A High-Resolution Reconstruction of Late Holocene Environmental Change from Laguna Ek’Naab, Northern Holmul Region, Peten, Guatemala

Monday, 14 December 2015
Poster Hall (Moscone South)
Lysanna Anderson1, David Wahl1 and Francisco Estrada-Belli2, (1)U.S. Geological Survey, Menlo Park, CA, United States, (2)Tulane University, Department of Anthropology, New Orleans, LA, United States
Widespread demographic shifts in the southern Maya lowlands at the end of the Classic period have been attributed to environmental change caused by human activity and/or climate variability. Fire was essential to landscape modification and was a primary agent of environmental change associated with prehispanic land use. While several studies have provided insight into the dynamic relationship between natural and anthropogenic drivers of change, defining the specific interplay between natural environmental change, human modification of the environment, and cultural response to changes remains a persistent challenge.
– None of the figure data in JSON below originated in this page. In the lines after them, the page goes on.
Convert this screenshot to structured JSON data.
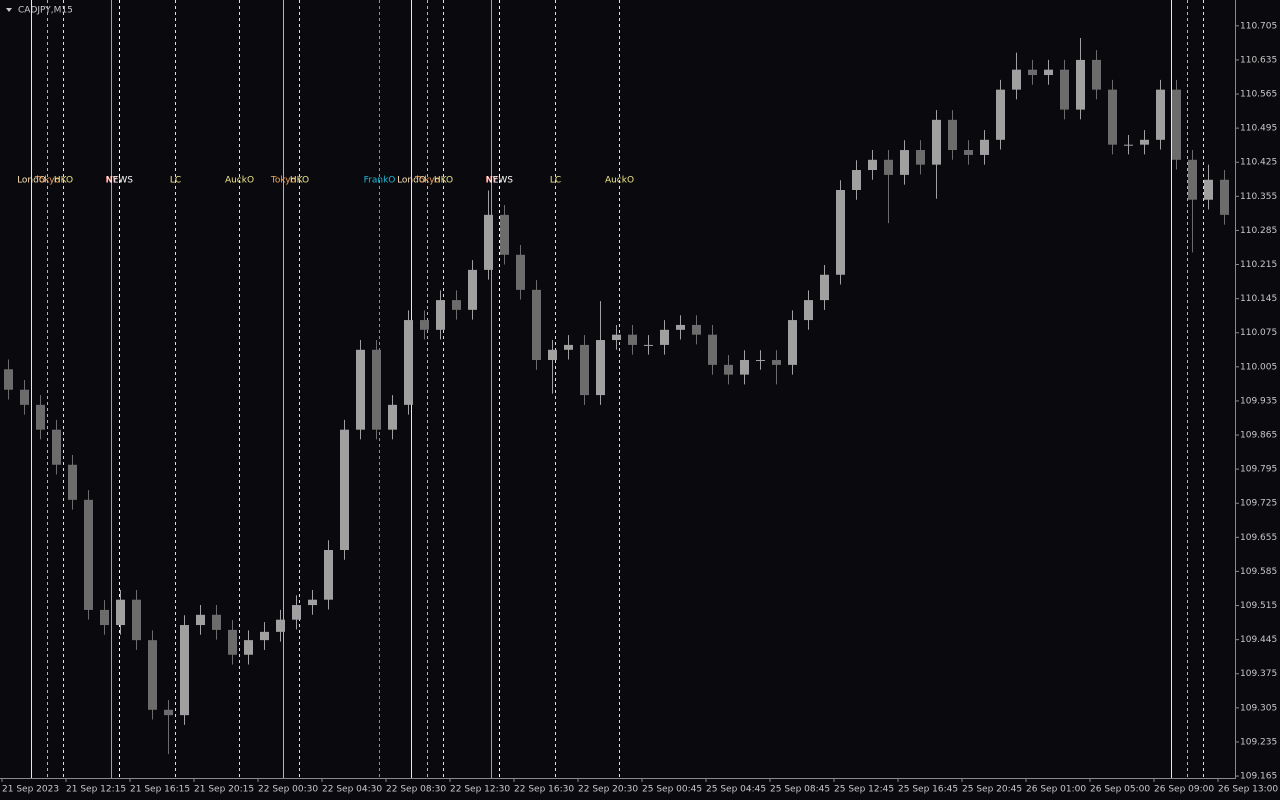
{
  "chart_data": {
    "type": "candlestick",
    "title": "CADJPY,M15",
    "open": [
      110.0,
      109.958,
      109.927,
      109.876,
      109.804,
      109.732,
      109.506,
      109.475,
      109.527,
      109.444,
      109.301,
      109.29,
      109.475,
      109.496,
      109.465,
      109.414,
      109.444,
      109.461,
      109.486,
      109.516,
      109.527,
      109.629,
      109.876,
      110.04,
      109.876,
      109.927,
      110.101,
      110.081,
      110.142,
      110.122,
      110.204,
      110.317,
      110.235,
      110.163,
      110.019,
      110.04,
      110.05,
      109.947,
      110.06,
      110.071,
      110.05,
      110.05,
      110.081,
      110.091,
      110.071,
      110.009,
      109.989,
      110.019,
      110.019,
      110.009,
      110.101,
      110.142,
      110.194,
      110.368,
      110.409,
      110.43,
      110.399,
      110.45,
      110.42,
      110.512,
      110.45,
      110.44,
      110.471,
      110.574,
      110.615,
      110.604,
      110.615,
      110.533,
      110.635,
      110.574,
      110.461,
      110.461,
      110.471,
      110.574,
      110.43,
      110.348,
      110.389
    ],
    "high": [
      110.02,
      109.978,
      109.947,
      109.896,
      109.824,
      109.752,
      109.526,
      109.547,
      109.547,
      109.464,
      109.321,
      109.495,
      109.516,
      109.516,
      109.485,
      109.464,
      109.481,
      109.506,
      109.536,
      109.547,
      109.649,
      109.896,
      110.06,
      110.06,
      109.947,
      110.121,
      110.121,
      110.162,
      110.162,
      110.224,
      110.367,
      110.337,
      110.255,
      110.183,
      110.06,
      110.07,
      110.07,
      110.14,
      110.091,
      110.091,
      110.07,
      110.101,
      110.111,
      110.111,
      110.091,
      110.029,
      110.039,
      110.039,
      110.039,
      110.121,
      110.162,
      110.214,
      110.388,
      110.429,
      110.45,
      110.45,
      110.47,
      110.47,
      110.532,
      110.532,
      110.47,
      110.491,
      110.594,
      110.65,
      110.635,
      110.635,
      110.635,
      110.68,
      110.655,
      110.594,
      110.481,
      110.491,
      110.594,
      110.594,
      110.45,
      110.42,
      110.409
    ],
    "low": [
      109.938,
      109.907,
      109.856,
      109.784,
      109.712,
      109.486,
      109.455,
      109.455,
      109.424,
      109.281,
      109.21,
      109.27,
      109.455,
      109.445,
      109.394,
      109.394,
      109.424,
      109.441,
      109.466,
      109.496,
      109.507,
      109.609,
      109.856,
      109.856,
      109.856,
      109.907,
      110.061,
      110.061,
      110.102,
      110.102,
      110.184,
      110.215,
      110.143,
      109.999,
      109.95,
      110.02,
      109.927,
      109.927,
      110.04,
      110.03,
      110.03,
      110.03,
      110.061,
      110.051,
      109.989,
      109.969,
      109.969,
      109.999,
      109.969,
      109.989,
      110.081,
      110.122,
      110.174,
      110.348,
      110.389,
      110.3,
      110.379,
      110.4,
      110.35,
      110.43,
      110.42,
      110.42,
      110.451,
      110.554,
      110.584,
      110.584,
      110.513,
      110.513,
      110.554,
      110.441,
      110.441,
      110.441,
      110.451,
      110.41,
      110.24,
      110.328,
      110.297
    ],
    "close": [
      109.958,
      109.927,
      109.876,
      109.804,
      109.732,
      109.506,
      109.475,
      109.527,
      109.444,
      109.301,
      109.29,
      109.475,
      109.496,
      109.465,
      109.414,
      109.444,
      109.461,
      109.486,
      109.516,
      109.527,
      109.629,
      109.876,
      110.04,
      109.876,
      109.927,
      110.101,
      110.081,
      110.142,
      110.122,
      110.204,
      110.317,
      110.235,
      110.163,
      110.019,
      110.04,
      110.05,
      109.947,
      110.06,
      110.071,
      110.05,
      110.05,
      110.081,
      110.091,
      110.071,
      110.009,
      109.989,
      110.019,
      110.019,
      110.009,
      110.101,
      110.142,
      110.194,
      110.368,
      110.409,
      110.43,
      110.399,
      110.45,
      110.42,
      110.512,
      110.45,
      110.44,
      110.471,
      110.574,
      110.615,
      110.604,
      110.615,
      110.533,
      110.635,
      110.574,
      110.461,
      110.461,
      110.471,
      110.574,
      110.43,
      110.348,
      110.389,
      110.317
    ],
    "up_color": "#a0a0a0",
    "down_color": "#6c6c6c",
    "ylim": [
      109.161,
      110.758
    ],
    "yticks": [
      110.705,
      110.635,
      110.565,
      110.495,
      110.425,
      110.355,
      110.285,
      110.215,
      110.145,
      110.075,
      110.005,
      109.935,
      109.865,
      109.795,
      109.725,
      109.655,
      109.585,
      109.515,
      109.445,
      109.375,
      109.305,
      109.235,
      109.165
    ],
    "x_labels": [
      "21 Sep 2023",
      "21 Sep 12:15",
      "21 Sep 16:15",
      "21 Sep 20:15",
      "22 Sep 00:30",
      "22 Sep 04:30",
      "22 Sep 08:30",
      "22 Sep 12:30",
      "22 Sep 16:30",
      "22 Sep 20:30",
      "25 Sep 00:45",
      "25 Sep 04:45",
      "25 Sep 08:45",
      "25 Sep 12:45",
      "25 Sep 16:45",
      "25 Sep 20:45",
      "26 Sep 01:00",
      "26 Sep 05:00",
      "26 Sep 09:00",
      "26 Sep 13:00"
    ],
    "sessions": [
      {
        "x": 7,
        "style": "solid",
        "color": "#ffe4b5",
        "label": "LondO"
      },
      {
        "x": 11,
        "style": "dashed",
        "color": "#f4a460",
        "label": "Tokyo"
      },
      {
        "x": 15,
        "style": "dashed",
        "color": "#f0e68c",
        "label": "HKO"
      },
      {
        "x": 27,
        "style": "solid",
        "color": "#f08070",
        "label": "NY"
      },
      {
        "x": 29,
        "style": "dashed",
        "color": "#ffffff",
        "label": "NEWS"
      },
      {
        "x": 43,
        "style": "dashed",
        "color": "#f0e68c",
        "label": "LC"
      },
      {
        "x": 59,
        "style": "dashed",
        "color": "#f0e68c",
        "label": "AuckO"
      },
      {
        "x": 70,
        "style": "solid",
        "color": "#f4a460",
        "label": "Tokyo"
      },
      {
        "x": 74,
        "style": "dashed",
        "color": "#f0e68c",
        "label": "HKO"
      },
      {
        "x": 94,
        "style": "dashed",
        "color": "#1fb8d8",
        "label": "FrankO"
      },
      {
        "x": 102,
        "style": "solid",
        "color": "#ffe4b5",
        "label": "LondO"
      },
      {
        "x": 106,
        "style": "dashed",
        "color": "#f4a460",
        "label": "Tokyo"
      },
      {
        "x": 110,
        "style": "dashed",
        "color": "#f0e68c",
        "label": "HKO"
      },
      {
        "x": 122,
        "style": "solid",
        "color": "#f08070",
        "label": "NY"
      },
      {
        "x": 124,
        "style": "dashed",
        "color": "#ffffff",
        "label": "NEWS"
      },
      {
        "x": 138,
        "style": "dashed",
        "color": "#f0e68c",
        "label": "LC"
      },
      {
        "x": 154,
        "style": "dashed",
        "color": "#f0e68c",
        "label": "AuckO"
      },
      {
        "x": 292,
        "style": "solid",
        "color": "#ffe4b5"
      },
      {
        "x": 296,
        "style": "dashed",
        "color": "#f4a460"
      },
      {
        "x": 300,
        "style": "dashed",
        "color": "#f0e68c"
      }
    ]
  }
}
Here we present the results of a multi-proxy study that reconstructs fire history, agricultural land use, and environmental change during and after Pre-Columbian Maya settlement. Results are interpreted in the context of settlement history as inferred from archaeological mapping around the study site.
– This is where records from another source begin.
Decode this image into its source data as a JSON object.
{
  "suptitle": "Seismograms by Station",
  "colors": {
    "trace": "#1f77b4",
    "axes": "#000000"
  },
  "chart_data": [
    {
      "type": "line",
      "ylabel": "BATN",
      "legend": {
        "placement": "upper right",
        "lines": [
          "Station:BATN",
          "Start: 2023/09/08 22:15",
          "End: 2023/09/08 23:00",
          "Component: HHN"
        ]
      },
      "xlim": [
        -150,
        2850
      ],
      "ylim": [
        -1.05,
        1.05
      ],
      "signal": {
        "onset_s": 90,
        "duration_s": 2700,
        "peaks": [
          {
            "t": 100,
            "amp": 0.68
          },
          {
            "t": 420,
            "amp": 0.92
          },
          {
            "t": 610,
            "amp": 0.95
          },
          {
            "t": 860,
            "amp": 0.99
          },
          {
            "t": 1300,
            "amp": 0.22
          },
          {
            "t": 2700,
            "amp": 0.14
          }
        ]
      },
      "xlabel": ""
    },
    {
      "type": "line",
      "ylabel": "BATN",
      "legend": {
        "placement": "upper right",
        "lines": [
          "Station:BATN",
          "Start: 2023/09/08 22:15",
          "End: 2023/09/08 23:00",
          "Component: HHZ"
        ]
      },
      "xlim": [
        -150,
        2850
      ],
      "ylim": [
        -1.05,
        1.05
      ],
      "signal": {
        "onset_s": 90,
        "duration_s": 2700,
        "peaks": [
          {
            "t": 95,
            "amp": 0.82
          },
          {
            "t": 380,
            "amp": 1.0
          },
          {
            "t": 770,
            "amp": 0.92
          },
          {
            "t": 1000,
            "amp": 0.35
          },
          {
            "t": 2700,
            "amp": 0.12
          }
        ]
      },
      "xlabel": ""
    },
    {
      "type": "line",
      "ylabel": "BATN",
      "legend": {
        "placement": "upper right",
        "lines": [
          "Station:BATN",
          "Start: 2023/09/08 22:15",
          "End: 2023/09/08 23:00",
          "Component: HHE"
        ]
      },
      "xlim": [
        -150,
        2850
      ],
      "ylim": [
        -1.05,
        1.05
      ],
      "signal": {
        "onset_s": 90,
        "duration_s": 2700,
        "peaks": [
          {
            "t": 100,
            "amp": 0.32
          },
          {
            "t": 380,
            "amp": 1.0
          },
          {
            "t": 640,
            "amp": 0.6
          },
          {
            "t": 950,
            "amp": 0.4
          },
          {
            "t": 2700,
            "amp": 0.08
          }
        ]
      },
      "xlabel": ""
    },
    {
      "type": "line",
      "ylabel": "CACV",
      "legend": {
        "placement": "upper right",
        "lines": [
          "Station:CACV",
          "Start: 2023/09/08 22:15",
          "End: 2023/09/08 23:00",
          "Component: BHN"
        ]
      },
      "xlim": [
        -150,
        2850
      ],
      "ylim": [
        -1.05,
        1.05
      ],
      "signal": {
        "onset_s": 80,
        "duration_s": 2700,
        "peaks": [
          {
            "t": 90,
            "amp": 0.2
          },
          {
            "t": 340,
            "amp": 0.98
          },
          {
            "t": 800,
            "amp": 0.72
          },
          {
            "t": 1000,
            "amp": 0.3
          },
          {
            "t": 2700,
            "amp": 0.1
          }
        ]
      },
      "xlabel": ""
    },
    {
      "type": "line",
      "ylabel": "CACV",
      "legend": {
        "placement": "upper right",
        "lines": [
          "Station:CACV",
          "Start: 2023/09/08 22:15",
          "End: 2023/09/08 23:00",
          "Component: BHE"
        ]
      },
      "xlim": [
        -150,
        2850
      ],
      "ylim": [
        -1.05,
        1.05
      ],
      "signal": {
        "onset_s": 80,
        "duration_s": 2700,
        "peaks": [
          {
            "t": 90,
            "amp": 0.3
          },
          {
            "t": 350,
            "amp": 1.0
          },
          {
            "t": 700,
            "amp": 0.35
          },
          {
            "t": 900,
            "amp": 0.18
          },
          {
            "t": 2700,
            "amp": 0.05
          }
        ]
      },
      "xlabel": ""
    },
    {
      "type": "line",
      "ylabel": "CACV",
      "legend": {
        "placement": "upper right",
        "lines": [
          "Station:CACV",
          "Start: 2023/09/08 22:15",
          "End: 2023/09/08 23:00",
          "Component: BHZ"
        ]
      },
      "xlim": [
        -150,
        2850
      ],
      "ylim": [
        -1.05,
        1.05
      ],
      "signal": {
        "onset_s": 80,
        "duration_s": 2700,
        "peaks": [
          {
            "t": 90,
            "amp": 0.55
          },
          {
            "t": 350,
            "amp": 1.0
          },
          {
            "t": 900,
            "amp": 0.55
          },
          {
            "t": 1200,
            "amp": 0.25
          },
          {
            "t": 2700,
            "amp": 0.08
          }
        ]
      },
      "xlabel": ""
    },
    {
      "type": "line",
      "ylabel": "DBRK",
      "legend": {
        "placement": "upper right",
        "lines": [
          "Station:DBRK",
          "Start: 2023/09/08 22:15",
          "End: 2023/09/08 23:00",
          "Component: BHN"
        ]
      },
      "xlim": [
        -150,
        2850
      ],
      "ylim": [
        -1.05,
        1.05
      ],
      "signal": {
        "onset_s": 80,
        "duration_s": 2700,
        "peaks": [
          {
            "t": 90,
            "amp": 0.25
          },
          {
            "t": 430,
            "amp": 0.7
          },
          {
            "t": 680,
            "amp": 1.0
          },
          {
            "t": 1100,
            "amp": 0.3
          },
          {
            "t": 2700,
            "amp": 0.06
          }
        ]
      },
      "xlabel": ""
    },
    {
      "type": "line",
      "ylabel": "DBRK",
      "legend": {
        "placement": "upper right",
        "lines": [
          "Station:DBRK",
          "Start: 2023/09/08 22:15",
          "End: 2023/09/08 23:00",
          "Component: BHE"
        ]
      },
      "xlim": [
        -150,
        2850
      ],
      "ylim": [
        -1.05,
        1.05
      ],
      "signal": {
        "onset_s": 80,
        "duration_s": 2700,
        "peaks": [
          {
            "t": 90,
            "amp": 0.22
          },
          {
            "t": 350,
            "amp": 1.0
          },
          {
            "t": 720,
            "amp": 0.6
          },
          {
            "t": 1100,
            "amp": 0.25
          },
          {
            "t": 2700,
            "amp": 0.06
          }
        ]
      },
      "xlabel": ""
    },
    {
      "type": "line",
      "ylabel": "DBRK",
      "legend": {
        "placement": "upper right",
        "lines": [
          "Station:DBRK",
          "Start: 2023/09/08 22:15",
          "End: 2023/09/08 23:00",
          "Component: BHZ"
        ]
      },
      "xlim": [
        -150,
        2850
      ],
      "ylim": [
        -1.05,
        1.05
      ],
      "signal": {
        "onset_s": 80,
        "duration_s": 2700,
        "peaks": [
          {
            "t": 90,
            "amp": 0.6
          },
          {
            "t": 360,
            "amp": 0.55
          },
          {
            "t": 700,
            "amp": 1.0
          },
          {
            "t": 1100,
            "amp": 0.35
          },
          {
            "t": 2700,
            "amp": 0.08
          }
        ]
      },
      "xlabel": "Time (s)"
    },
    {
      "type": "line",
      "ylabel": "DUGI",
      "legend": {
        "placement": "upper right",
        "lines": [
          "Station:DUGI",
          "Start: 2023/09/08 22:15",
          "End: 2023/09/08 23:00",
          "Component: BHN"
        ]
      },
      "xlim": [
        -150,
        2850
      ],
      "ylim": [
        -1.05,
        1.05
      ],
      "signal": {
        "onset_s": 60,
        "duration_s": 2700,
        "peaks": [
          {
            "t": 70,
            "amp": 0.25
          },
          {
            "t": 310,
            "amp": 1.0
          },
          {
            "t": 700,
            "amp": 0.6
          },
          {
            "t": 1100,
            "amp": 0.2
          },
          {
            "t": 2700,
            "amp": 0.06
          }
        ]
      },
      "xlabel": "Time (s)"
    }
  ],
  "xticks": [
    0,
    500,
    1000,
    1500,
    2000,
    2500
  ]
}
Our findings suggest landscape disturbance, as indicated by erosion, local burning, and nearby maize agriculture, was at its peak during the Early Classic period. This disturbance was likely due to large-scale settlement at the nearby site of Witzna’. All proxies indicate a slow decline in disturbance into the Late Classic period, beginning around 1300 cal yr BP. Cival and Chanchich, two proximal site centers to the south of Laguna Ek’Naab, supported their largest populations during the Late Preclassic and Late Classic, with little or no settlement during the Early Classic. The data from Laguna Ek’Naab suggests that Witzna’ may have been an important center during the Early Classic.
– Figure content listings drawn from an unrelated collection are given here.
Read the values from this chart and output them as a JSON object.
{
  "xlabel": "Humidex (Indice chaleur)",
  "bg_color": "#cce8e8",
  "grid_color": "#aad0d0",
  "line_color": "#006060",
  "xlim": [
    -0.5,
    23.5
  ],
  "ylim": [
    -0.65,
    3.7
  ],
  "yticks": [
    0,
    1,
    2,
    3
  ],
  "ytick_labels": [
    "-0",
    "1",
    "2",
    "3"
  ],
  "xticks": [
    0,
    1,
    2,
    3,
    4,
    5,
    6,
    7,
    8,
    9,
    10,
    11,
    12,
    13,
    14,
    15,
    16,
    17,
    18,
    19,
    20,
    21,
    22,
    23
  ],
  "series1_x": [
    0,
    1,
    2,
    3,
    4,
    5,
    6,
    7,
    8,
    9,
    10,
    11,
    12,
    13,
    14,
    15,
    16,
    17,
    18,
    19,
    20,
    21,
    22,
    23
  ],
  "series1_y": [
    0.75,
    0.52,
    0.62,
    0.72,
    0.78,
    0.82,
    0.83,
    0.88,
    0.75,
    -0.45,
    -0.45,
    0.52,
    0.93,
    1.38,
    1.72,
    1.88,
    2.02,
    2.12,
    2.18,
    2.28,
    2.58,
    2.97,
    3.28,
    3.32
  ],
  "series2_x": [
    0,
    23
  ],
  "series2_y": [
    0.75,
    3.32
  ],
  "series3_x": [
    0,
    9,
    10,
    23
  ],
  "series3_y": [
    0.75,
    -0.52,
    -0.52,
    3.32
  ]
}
Whether the decreasing environmental degradation after 1240 cal yr BP is do to a decline in local population or changing land use strategies is not discernable based on the data thus far. However, the near complete absence of burning and continued decrease in erosion from 1240-1090 cal yr BP suggests little anthropogenic activity in the area. Burning resumes in the watershed around 1090 cal yr BP and persists until all evidence for agriculture and environmental disturbance disappears at 995 cal yr BP. Permanent abandonment is inferred based on the last appearance of Zea pollen, a lack of burning, and minimal clay input into Laguna Ek’Naab. After this time, the data suggest abandonment through the present.